A pintura fica na Basílica de San Lorenzo in Lucina, a 400 metros da sede do governo, e retrata uma figura alada segurando um pergaminho com o mapa da Itália, ao lado de um busto do último rei do país, Umberto II, que reinou por apenas 35 dias, até ser deposto em 13 de junho de 1946.

O afresco foi feito originalmente em 2000, por Bruno Valentinetti, também responsável pela restauração. Para políticos de oposição, o anjo ficou com as feições parecidas com as de Meloni, semelhança reconhecida pelo próprio reitor da basílica, Daniele Micheletti.

"De fato, há uma certa semelhança, mas é preciso perguntar ao restaurador por que ele fez assim.

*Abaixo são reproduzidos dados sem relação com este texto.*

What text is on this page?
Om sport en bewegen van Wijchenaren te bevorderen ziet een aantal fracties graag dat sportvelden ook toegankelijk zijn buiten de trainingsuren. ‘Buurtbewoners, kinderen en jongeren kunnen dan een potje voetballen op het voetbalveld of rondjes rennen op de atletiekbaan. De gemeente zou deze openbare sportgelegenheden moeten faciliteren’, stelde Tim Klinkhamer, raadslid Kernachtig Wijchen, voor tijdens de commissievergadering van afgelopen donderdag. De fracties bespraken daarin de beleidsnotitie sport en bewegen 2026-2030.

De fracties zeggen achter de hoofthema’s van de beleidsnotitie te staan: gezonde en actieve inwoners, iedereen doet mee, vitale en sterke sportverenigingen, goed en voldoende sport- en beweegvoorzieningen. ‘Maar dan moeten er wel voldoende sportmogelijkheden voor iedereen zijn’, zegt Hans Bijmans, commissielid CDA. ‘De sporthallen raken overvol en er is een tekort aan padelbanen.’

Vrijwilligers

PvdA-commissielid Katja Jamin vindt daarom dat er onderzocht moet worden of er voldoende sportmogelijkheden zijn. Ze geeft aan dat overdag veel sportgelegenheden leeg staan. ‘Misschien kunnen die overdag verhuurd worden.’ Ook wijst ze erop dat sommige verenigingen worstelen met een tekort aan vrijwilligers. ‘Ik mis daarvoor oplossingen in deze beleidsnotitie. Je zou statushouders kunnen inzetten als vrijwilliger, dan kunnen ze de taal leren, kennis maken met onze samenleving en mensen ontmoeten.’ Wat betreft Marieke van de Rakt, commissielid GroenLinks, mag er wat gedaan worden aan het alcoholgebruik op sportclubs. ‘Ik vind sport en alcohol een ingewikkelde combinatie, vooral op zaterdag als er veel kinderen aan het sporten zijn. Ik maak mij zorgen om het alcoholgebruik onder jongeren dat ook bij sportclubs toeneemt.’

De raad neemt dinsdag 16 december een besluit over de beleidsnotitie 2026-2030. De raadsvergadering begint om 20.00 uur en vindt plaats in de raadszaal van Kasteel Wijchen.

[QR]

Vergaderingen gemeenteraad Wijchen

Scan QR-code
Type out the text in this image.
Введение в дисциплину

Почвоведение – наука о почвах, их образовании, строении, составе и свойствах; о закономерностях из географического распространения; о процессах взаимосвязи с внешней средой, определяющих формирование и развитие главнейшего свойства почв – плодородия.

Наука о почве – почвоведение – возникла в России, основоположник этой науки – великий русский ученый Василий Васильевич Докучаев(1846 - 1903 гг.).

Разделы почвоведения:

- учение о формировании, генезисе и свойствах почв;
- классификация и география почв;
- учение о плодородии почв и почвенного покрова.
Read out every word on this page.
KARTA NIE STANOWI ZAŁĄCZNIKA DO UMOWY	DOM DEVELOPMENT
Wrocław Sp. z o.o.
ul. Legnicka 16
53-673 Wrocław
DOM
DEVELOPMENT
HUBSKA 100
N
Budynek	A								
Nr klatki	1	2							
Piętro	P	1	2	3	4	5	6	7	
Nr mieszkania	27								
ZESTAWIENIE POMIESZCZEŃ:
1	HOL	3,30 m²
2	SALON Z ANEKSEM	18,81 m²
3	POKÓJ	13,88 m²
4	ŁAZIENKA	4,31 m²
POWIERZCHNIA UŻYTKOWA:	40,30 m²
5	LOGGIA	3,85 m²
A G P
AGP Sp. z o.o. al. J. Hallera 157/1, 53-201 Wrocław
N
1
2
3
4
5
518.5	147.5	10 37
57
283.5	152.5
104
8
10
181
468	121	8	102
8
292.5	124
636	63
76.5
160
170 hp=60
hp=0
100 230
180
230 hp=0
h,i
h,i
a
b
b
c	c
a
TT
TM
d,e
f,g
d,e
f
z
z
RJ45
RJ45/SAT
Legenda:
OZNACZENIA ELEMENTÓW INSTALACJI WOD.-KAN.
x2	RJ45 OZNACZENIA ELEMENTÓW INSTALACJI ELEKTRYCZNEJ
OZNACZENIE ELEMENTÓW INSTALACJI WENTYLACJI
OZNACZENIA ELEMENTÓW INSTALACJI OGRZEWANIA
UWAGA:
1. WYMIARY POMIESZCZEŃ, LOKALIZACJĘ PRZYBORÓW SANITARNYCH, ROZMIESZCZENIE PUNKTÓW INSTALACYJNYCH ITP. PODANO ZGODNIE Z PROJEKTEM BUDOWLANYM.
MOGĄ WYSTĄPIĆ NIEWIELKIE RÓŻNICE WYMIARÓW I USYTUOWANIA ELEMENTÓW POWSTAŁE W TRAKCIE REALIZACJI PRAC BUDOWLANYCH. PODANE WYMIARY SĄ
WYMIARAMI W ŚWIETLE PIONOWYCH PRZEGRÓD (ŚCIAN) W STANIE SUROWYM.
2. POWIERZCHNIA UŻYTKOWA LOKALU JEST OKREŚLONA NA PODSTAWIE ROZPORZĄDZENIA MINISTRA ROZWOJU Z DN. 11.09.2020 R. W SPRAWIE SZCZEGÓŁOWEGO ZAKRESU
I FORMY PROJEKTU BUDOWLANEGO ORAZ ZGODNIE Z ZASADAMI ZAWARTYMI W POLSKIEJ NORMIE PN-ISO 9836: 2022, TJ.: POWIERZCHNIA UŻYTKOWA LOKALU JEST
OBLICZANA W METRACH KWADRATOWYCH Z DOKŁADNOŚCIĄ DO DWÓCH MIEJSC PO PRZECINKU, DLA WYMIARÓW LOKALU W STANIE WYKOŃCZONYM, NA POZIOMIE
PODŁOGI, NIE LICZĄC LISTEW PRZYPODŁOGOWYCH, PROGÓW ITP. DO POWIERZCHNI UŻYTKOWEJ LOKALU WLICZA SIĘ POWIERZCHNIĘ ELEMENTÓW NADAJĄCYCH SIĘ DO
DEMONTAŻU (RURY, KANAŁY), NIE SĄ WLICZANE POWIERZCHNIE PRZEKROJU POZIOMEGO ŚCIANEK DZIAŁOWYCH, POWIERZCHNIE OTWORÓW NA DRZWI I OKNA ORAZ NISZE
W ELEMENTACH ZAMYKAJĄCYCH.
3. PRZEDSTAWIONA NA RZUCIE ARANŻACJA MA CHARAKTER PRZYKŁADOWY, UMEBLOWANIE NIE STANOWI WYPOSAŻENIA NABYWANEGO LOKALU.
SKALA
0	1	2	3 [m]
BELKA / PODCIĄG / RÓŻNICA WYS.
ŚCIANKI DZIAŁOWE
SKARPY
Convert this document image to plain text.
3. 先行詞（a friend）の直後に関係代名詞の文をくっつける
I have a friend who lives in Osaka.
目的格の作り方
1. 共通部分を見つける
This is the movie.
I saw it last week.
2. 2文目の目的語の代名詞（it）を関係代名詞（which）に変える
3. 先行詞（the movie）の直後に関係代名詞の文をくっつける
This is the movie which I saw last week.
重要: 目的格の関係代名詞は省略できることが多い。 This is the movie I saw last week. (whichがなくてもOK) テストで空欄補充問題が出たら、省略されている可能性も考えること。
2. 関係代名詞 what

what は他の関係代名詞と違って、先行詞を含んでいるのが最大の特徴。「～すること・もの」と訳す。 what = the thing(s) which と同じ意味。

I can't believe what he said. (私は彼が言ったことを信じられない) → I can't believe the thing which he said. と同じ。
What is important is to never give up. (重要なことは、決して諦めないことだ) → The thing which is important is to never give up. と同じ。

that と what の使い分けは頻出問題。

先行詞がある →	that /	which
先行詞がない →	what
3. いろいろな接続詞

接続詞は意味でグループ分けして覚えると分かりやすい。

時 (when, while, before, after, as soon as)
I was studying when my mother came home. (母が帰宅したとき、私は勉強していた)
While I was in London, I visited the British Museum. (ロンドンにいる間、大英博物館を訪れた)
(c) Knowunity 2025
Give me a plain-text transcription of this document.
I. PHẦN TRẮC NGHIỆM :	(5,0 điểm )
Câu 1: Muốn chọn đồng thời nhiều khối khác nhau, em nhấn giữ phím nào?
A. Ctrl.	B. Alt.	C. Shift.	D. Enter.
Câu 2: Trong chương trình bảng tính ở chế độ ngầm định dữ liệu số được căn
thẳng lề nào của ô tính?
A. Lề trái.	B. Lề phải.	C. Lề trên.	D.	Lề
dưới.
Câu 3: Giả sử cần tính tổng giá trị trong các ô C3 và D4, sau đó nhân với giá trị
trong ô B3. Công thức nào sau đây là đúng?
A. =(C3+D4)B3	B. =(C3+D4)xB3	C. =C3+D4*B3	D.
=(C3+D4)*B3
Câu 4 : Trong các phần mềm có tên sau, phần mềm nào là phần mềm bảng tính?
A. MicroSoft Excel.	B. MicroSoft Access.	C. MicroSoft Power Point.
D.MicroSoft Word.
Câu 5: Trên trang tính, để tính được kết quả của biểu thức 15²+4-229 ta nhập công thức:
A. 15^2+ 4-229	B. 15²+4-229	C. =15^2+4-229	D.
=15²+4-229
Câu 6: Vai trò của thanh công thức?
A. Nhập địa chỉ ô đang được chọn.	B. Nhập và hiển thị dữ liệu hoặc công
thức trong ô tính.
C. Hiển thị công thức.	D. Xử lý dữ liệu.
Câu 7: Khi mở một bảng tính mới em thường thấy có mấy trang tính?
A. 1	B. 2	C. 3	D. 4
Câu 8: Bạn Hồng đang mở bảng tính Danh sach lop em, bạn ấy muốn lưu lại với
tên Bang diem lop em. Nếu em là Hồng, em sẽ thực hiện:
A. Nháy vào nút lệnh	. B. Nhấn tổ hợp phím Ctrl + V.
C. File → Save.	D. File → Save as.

Eu tinha pedido que a capela fosse restaurada exatamente como era", explicou o religioso.

Questionada pela ANSA, a Diocese de Roma disse que está "tentando apurar o que aconteceu" e que o próprio Valentinetti quis fazer a restauração. "É evidente que houve intervenção do artista, mas desconhecíamos completamente esse problema e as intenções do autor e não fomos informados a respeito", acrescentou.

Comparação entre o rosto de Meloni e afresco de querubim

O cardeal vigário do papa Leão XIV na Diocese de Roma, Baldo Reina, também se pronunciou e prometeu investigar o fato. "Reitera-se com firmeza que as imagens de arte sacra e da tradição cristã não podem ser alvos de usos impróprios ou instrumentalizações", salientou.

Enquanto isso, partidos de oposição cobraram esclarecimentos do Ministério da Cultura da Itália, que prometeu fazer uma inspeção no local para averiguar o caso. "A hipótese de que uma restauração em um bem tombado possa ter produzido uma imagem que remete a um rosto contemporâneo representa uma potencial grave violação do Código dos Bens Culturais, que veta alterações arbitrárias", afirmou a líder do Partido Democrático (PD) na Comissão de Cultura da Câmara dos Deputados, Irene Manzi.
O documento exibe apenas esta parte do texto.